Every life holds many stories. This workshop will serve as a starting point for each participant to begin and shape a particular life story, or to begin a longer piece with the goal of a completed memoir. Through readings, prompts, and discussions, Deborah will guide participants in finding their true voice for telling their
story. On completion of the workshop, each writer will have a solid beginning, so that they may continue on their own. Both new and experienced writers welcome. Please sign up by emailing Cayla at email@example.com. The cost of the workshop is $30, payable to Deborah at the time of the class. Financial assistance is available, email for details. This is not a library-sponsored event.
Deborah Joy Corey is a Canadian author who now lives in Maine. Her first novel was the critically acclaimed Losing Eddie, published in 1993. Set in rural New Brunswick, Canada, Losing Eddie is a compilation of what Corey calls “rural witnessings,” things that she saw or heard growing up on a quiet, yet sometimes lawless stretch of road. Losing Eddie is narrated by a young nameless girl, remarkably capturing the voice of “the good child” who tries to make sense of the world around her.
A recipient of a number of awards and grants, Corey has also published many essays and short stories in exclusive literary magazines. Much of her work has been recorded for radio, and she is the recipient of an NPR Selected Shorts Prize.

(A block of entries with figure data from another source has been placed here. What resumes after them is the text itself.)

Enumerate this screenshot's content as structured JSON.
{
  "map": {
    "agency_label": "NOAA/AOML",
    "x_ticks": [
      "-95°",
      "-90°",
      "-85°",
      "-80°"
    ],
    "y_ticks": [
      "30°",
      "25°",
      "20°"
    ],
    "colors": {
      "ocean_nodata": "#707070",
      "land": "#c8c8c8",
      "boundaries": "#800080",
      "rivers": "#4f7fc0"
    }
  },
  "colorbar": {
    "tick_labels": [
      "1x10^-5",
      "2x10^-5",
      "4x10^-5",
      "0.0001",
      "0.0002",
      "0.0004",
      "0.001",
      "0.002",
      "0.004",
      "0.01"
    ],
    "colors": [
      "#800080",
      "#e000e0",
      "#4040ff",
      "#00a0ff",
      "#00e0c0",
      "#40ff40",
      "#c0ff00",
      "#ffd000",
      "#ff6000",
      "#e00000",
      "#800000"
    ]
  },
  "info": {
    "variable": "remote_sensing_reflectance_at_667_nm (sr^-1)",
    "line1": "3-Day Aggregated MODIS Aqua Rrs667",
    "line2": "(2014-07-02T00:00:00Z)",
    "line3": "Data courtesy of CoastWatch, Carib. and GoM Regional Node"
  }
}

Deborah Joy Corey was first prompted to write after reading a tattered copy of Joyce Carol Oates short stories entitled The Wheel Of Love. Recently married to a Bostonian, and waiting on her green card, Corey immediately enrolled in a writing workshop through Harvard extension school. Shortly thereafter she had her first story, Sister, published in The Agni Review, followed by the story, Drivin’, in Ploughshares: Fiction Discoveries. Not long after, she founded the “Thursday Nighters,” with Andre Dubus II, a literary salon that would give rise to many now successful authors.